As the last XP user in the planet I can say that I stopped using themes in 2012 when most programs fucking pushed their own UI theme preferences so hard it would break the skinning utility.

[QUOTE=pentium;51438049]As the last XP user in the planet I can say that I stopped using themes in 2012 when most programs fucking pushed their own UI theme preferences so hard it would break the skinning utility.[/QUOTE] Of all people I assumed you used Classic Theme Restorer for Firefox.

[QUOTE=chipsnapper2;51439664]Of all people I assumed you used Classic Theme Restorer for Firefox.[/QUOTE] CTR is legitimately good even for someone not stuck several decades in the past though.
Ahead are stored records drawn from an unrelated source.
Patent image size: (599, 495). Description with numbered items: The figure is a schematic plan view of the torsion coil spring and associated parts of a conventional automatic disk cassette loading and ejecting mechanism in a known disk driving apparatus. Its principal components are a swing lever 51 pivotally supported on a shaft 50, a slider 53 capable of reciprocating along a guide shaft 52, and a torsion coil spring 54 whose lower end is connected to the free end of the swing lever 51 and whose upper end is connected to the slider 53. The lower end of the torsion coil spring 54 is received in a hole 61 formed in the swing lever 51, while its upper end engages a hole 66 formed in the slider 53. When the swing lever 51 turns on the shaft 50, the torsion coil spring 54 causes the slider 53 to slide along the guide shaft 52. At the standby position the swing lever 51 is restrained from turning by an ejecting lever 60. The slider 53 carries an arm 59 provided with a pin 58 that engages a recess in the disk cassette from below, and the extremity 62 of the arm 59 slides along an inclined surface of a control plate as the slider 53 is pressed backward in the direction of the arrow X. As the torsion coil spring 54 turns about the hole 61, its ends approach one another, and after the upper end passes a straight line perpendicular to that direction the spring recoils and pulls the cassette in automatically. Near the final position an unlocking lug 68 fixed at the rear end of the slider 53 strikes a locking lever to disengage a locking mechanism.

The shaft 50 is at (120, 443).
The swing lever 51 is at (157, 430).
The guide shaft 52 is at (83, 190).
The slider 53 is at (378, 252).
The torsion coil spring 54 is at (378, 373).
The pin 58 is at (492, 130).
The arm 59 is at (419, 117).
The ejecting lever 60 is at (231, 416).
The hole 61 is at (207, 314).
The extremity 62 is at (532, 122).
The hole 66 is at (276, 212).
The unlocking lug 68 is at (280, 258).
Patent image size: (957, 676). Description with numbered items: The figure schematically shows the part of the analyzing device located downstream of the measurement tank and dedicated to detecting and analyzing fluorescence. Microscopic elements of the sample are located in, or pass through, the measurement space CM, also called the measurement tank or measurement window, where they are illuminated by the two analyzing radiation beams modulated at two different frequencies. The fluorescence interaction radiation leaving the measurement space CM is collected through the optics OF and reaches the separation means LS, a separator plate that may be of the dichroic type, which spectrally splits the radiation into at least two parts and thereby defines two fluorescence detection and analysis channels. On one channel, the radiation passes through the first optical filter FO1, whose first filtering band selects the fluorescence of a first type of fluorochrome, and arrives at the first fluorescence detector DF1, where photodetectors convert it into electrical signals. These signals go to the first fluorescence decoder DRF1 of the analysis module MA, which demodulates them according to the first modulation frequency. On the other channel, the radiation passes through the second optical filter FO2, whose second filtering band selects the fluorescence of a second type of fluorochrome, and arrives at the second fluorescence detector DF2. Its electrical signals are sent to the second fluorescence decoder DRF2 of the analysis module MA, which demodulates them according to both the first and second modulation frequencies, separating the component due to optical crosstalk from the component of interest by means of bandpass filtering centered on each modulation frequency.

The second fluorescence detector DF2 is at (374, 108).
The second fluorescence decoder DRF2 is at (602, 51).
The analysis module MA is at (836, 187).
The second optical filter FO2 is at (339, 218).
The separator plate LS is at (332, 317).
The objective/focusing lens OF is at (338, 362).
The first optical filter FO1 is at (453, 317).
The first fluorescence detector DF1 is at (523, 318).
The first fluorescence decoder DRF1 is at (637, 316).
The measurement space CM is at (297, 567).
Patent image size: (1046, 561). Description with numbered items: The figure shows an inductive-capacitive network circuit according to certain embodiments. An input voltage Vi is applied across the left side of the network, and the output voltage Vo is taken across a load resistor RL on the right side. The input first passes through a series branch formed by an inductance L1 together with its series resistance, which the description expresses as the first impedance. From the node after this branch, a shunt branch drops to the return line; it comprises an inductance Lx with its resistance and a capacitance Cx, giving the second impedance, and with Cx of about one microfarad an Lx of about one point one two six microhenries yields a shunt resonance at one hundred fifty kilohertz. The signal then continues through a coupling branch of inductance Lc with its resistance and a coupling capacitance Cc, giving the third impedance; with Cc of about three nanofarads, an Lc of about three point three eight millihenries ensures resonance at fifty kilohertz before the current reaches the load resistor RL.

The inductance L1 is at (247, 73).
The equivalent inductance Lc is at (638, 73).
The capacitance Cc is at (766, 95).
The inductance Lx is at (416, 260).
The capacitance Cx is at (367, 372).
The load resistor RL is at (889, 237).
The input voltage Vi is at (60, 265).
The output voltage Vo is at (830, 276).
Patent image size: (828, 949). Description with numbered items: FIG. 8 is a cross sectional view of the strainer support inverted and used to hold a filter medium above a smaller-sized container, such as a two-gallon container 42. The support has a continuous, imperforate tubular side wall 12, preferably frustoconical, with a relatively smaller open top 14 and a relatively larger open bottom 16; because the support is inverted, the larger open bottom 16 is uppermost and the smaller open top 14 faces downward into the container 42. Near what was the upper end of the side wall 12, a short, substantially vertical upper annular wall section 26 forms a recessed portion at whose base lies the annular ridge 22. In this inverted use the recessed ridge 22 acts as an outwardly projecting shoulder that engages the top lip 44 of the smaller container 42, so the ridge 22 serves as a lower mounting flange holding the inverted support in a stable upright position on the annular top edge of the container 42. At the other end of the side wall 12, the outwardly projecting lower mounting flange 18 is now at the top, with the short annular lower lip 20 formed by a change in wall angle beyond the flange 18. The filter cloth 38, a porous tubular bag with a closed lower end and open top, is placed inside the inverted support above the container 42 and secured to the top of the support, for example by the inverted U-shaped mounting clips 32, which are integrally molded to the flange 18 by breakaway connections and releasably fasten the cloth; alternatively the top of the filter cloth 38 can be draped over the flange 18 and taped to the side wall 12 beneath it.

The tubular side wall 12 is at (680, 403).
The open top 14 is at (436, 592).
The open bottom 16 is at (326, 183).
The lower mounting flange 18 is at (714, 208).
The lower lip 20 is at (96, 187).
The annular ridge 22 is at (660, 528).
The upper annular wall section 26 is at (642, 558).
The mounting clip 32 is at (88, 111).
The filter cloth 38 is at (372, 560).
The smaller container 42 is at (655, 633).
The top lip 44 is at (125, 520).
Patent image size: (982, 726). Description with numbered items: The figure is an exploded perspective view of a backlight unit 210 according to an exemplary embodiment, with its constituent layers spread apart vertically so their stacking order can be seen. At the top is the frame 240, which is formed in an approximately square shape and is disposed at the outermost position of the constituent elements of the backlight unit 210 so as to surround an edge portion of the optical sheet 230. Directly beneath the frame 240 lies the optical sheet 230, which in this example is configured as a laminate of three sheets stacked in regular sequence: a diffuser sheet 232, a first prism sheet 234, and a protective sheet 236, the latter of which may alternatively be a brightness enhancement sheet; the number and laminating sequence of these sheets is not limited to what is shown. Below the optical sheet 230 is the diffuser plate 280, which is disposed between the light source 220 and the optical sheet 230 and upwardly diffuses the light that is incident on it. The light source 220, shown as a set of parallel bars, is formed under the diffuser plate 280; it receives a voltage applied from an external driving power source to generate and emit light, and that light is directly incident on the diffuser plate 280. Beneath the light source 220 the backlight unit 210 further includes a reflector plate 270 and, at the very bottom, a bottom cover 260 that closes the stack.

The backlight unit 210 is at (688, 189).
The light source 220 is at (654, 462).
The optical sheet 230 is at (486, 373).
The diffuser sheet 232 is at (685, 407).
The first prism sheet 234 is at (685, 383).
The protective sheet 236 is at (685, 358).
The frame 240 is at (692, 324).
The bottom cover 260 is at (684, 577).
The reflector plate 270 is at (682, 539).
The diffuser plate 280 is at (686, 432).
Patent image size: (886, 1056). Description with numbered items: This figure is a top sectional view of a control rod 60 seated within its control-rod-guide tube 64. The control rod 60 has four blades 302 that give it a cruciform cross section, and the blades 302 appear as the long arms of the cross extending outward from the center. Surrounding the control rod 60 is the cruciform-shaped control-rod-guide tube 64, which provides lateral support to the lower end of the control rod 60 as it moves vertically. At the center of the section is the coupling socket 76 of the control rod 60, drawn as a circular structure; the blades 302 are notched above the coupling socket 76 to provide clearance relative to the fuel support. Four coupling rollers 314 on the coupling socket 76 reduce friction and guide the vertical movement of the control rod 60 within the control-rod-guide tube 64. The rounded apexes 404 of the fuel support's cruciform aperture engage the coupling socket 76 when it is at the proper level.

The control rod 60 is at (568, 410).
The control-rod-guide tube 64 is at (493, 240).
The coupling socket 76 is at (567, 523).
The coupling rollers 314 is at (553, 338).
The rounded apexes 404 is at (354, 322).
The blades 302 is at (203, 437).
If for no other reason than getting rid of those god awful Chrome-clone angled tabs that waste a bunch of space for no actual reason.

[QUOTE=pentium;51438049]As the last XP user in the planet I can say that I stopped using themes in 2012 when most programs fucking pushed their own UI theme preferences so hard it would break the skinning utility.[/QUOTE]Why are you still on XP, though? If you don't mind me asking. Aren't you afraid of it's security holes?